Только что в Москве в Российском академическом молодежном театре состоялась премьера спектакля по пьесе
Николая Эрдмана "Самоубийца" в постановке Вениамина Смехова. С режиссером спектакля встретился специальный
корреспондент "Известий" Артур Соломонов.
- В шестидесятые годы вы присутствовали при том, как сам Николай Эрдман читал пьесу "Самоубийца" в
Театре на Таганке. Наверняка в чтении драматурга уже заключался будущий спектакль.
- Я заболел тогда этой пьесой - меня охватила, как говорил Маяковский, "прекрасная болезнь". Мы все были
поражены манерой чтения Эрдмана - в нем уже заключались и поэзия, и сарказм, и анекдот, и глубина трагедии.
Когда Эрдман в тридцать лет читал эту пьесу Станиславскому, тот кричал: "Гоголь! Гоголь!" и трижды просил
сделать перерыв, "чтобы не умереть от смеха". А потом Станиславский попросил Эрдмана прочесть пьесу тогдашним
великим мхатовцам. И после этого Эрдман стал их другом. Они почитали его первым драматургом страны - правда,
увы, запрещенным к исполнению на сценах и МХАТа, и театра Вс. Мейерхольда.
- "Самоубийцу" в шестидесятые годы поставить в Театре на Таганке не удалось. Но потом вы участвовали
в спектакле Любимова в 1990 году и ставили "Самоубийцу" с выпускниками Канзасского университета. В какой мере
ваш новый спектакль в Молодежном театре - повторение пройденного, а в какой - освоение новой художественной
территории?
- Новый спектакль не имеет почти ничего общего с теми постановками. Репетиции в РАМТе - одни из самых
счастливых, мне повезло с артистами, и я надеюсь, что публике тоже повезет.

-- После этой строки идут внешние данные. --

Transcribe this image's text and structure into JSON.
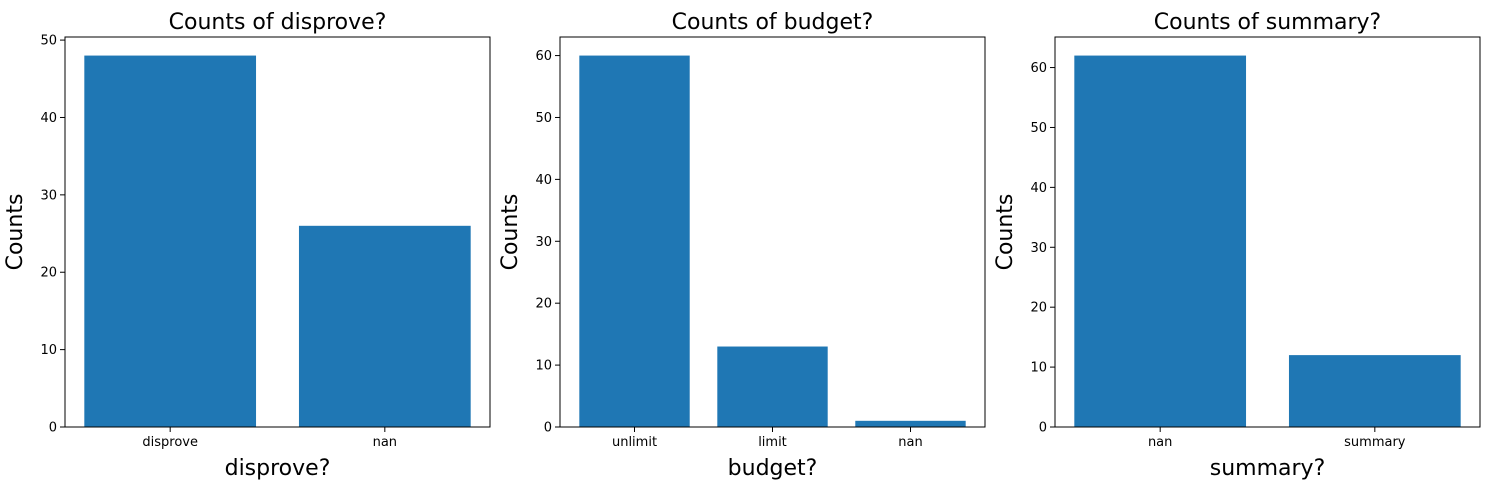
{
  "chart_data": [
    {
      "type": "bar",
      "title": "Counts of disprove?",
      "xlabel": "disprove?",
      "ylabel": "Counts",
      "categories": [
        "disprove",
        "nan"
      ],
      "values": [
        48,
        26
      ],
      "yticks": [
        0,
        10,
        20,
        30,
        40,
        50
      ],
      "ylim": [
        0,
        50.4
      ],
      "color": "#1f77b4",
      "grid": false
    },
    {
      "type": "bar",
      "title": "Counts of budget?",
      "xlabel": "budget?",
      "ylabel": "Counts",
      "categories": [
        "unlimit",
        "limit",
        "nan"
      ],
      "values": [
        60,
        13,
        1
      ],
      "yticks": [
        0,
        10,
        20,
        30,
        40,
        50,
        60
      ],
      "ylim": [
        0,
        63
      ],
      "color": "#1f77b4",
      "grid": false
    },
    {
      "type": "bar",
      "title": "Counts of summary?",
      "xlabel": "summary?",
      "ylabel": "Counts",
      "categories": [
        "nan",
        "summary"
      ],
      "values": [
        62,
        12
      ],
      "yticks": [
        0,
        10,
        20,
        30,
        40,
        50,
        60
      ],
      "ylim": [
        0,
        65.1
      ],
      "color": "#1f77b4",
      "grid": false
    }
  ]
}
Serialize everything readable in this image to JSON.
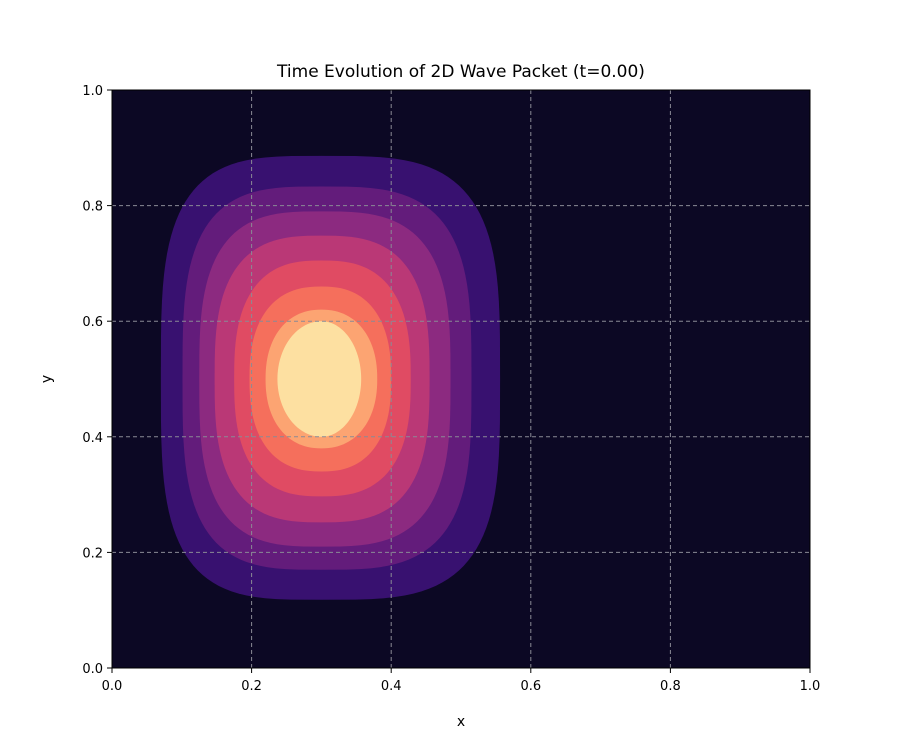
{
  "chart_data": {
    "type": "heatmap",
    "title": "Time Evolution of 2D Wave Packet (t=0.00)",
    "xlabel": "x",
    "ylabel": "y",
    "xlim": [
      0.0,
      1.0
    ],
    "ylim": [
      0.0,
      1.0
    ],
    "xticks": [
      "0.0",
      "0.2",
      "0.4",
      "0.6",
      "0.8",
      "1.0"
    ],
    "yticks": [
      "0.0",
      "0.2",
      "0.4",
      "0.6",
      "0.8",
      "1.0"
    ],
    "grid": true,
    "colormap": "magma",
    "background_color": "#0c0824",
    "packet_center": {
      "x": 0.3,
      "y": 0.5
    },
    "contour_levels": [
      {
        "level": 1,
        "x_min": 0.07,
        "x_max": 0.556,
        "y_min": 0.118,
        "y_max": 0.886,
        "color": "#381170"
      },
      {
        "level": 2,
        "x_min": 0.101,
        "x_max": 0.515,
        "y_min": 0.17,
        "y_max": 0.833,
        "color": "#631c7b"
      },
      {
        "level": 3,
        "x_min": 0.125,
        "x_max": 0.485,
        "y_min": 0.21,
        "y_max": 0.79,
        "color": "#8c2a80"
      },
      {
        "level": 4,
        "x_min": 0.147,
        "x_max": 0.455,
        "y_min": 0.252,
        "y_max": 0.748,
        "color": "#ba3876"
      },
      {
        "level": 5,
        "x_min": 0.175,
        "x_max": 0.428,
        "y_min": 0.297,
        "y_max": 0.705,
        "color": "#e04b63"
      },
      {
        "level": 6,
        "x_min": 0.197,
        "x_max": 0.4,
        "y_min": 0.34,
        "y_max": 0.66,
        "color": "#f56f5c"
      },
      {
        "level": 7,
        "x_min": 0.22,
        "x_max": 0.38,
        "y_min": 0.38,
        "y_max": 0.62,
        "color": "#fca472"
      },
      {
        "level": 8,
        "x_min": 0.237,
        "x_max": 0.357,
        "y_min": 0.4,
        "y_max": 0.6,
        "color": "#fde0a1"
      }
    ]
  }
}
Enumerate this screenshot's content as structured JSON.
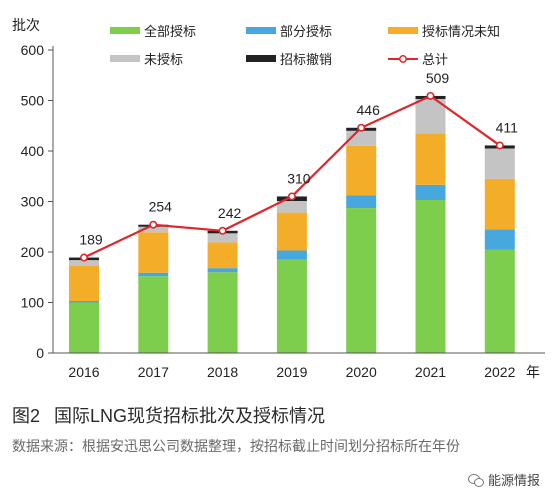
{
  "chart_data": {
    "type": "bar",
    "stacked": true,
    "ylabel": "批次",
    "xlabel": "年",
    "ylim": [
      0,
      600
    ],
    "yticks": [
      0,
      100,
      200,
      300,
      400,
      500,
      600
    ],
    "categories": [
      "2016",
      "2017",
      "2018",
      "2019",
      "2020",
      "2021",
      "2022"
    ],
    "series": [
      {
        "name": "全部授标",
        "color": "#7cce4c",
        "values": [
          100,
          152,
          160,
          185,
          287,
          303,
          205
        ]
      },
      {
        "name": "部分授标",
        "color": "#46a8de",
        "values": [
          3,
          7,
          8,
          18,
          25,
          30,
          40
        ]
      },
      {
        "name": "授标情况未知",
        "color": "#f4ad29",
        "values": [
          70,
          80,
          51,
          75,
          98,
          102,
          100
        ]
      },
      {
        "name": "未授标",
        "color": "#c4c4c4",
        "values": [
          11,
          11,
          18,
          23,
          30,
          68,
          60
        ]
      },
      {
        "name": "招标撤销",
        "color": "#222222",
        "values": [
          5,
          4,
          5,
          9,
          6,
          6,
          6
        ]
      }
    ],
    "line": {
      "name": "总计",
      "color": "#e0252b",
      "values": [
        189,
        254,
        242,
        310,
        446,
        509,
        411
      ]
    },
    "legend_position": "top",
    "grid": false
  },
  "figure": {
    "number": "图2",
    "title": "国际LNG现货招标批次及授标情况",
    "source": "数据来源：根据安迅思公司数据整理，按招标截止时间划分招标所在年份"
  },
  "watermark": {
    "text": "能源情报",
    "icon": "wechat-icon"
  }
}
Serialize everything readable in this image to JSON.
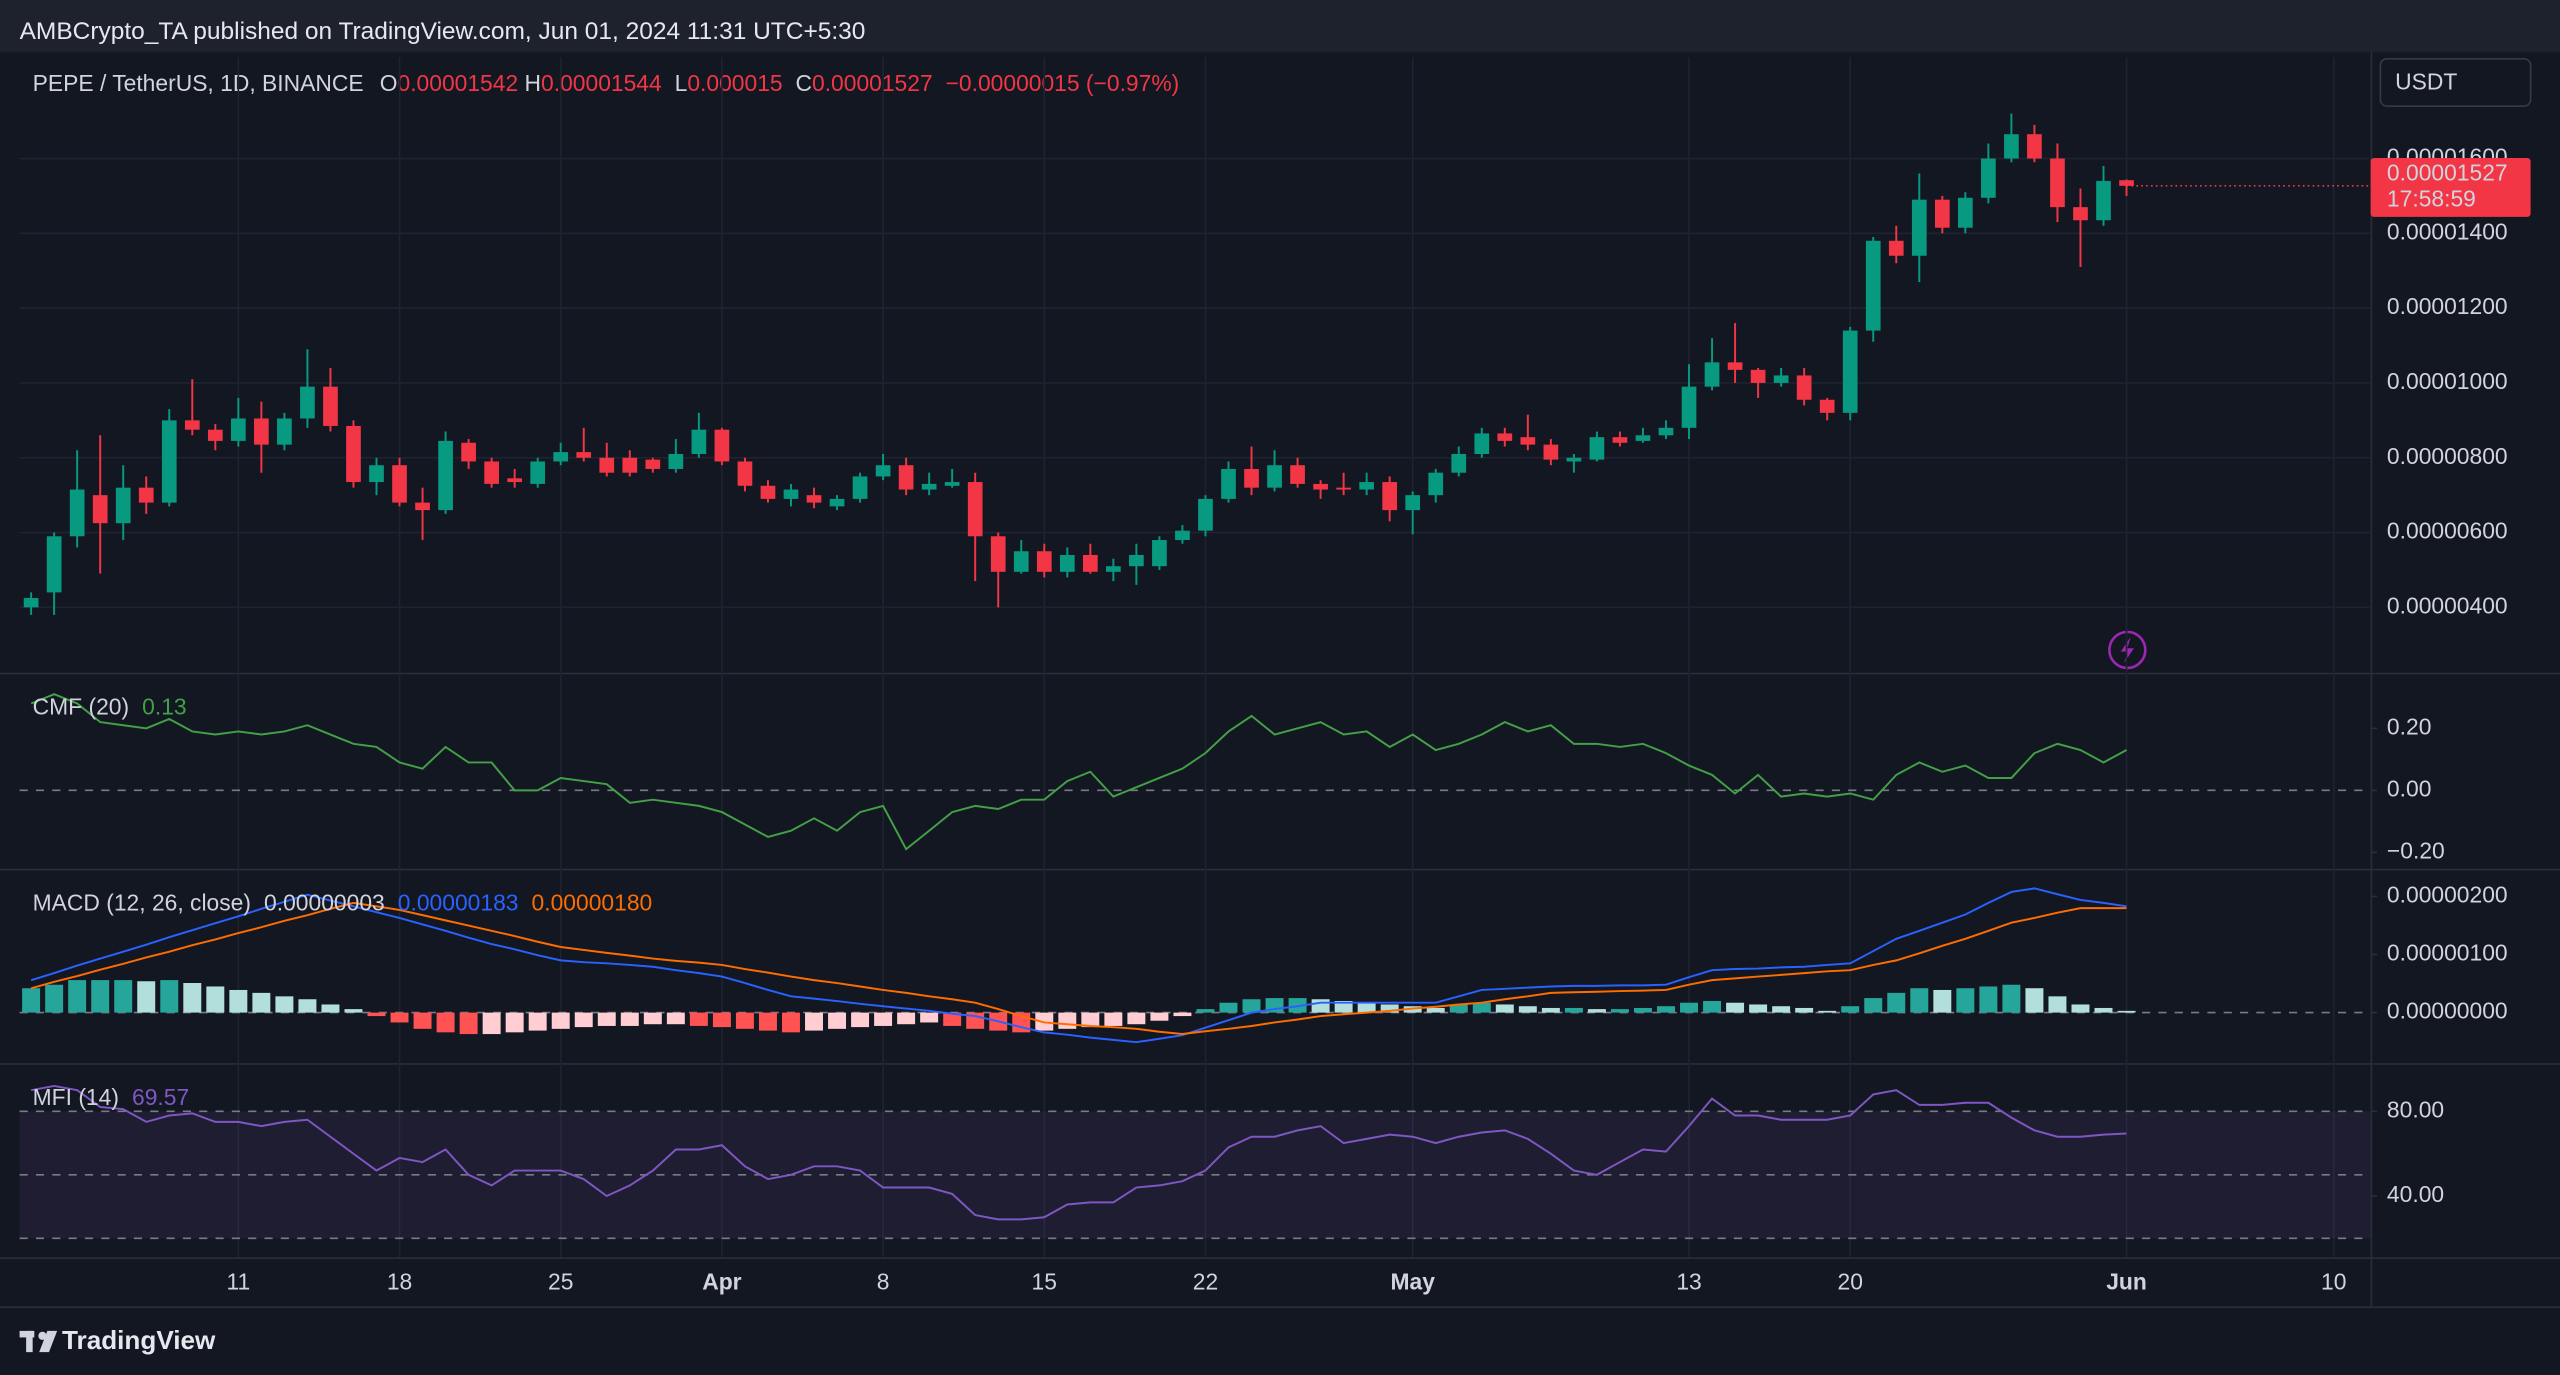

Да, Любимову спектакль запрещали ставить и при Фурцевой, и потом, при Демичеве. А в девяностых уже никто не
запрещал, наоборот, надо было упрашивать Юрия Петровича, чтобы он поставил свою любимую пьесу.
Мне посчастливилось встречаться с Николаем Робертовичем Эрдманом, я тогда не знал цены этим встречам. Но
теперь, с каждым годом, приходит понимание, каким колоссальным явлением в русском театре и литературе был
Эрдман.
Образ Эрдмана помогал в работе и Любимову, и нам, актерам: например, мне - в работе над ролью Клавдия в
"Гамлете", а еще больше - в роли Воланда в "Мастере и Маргарите". Ведь Эрдман - человек, которому, по словам
Любимова, советская жизнь была абсолютно ясна, а потому безнадежно неинтересна.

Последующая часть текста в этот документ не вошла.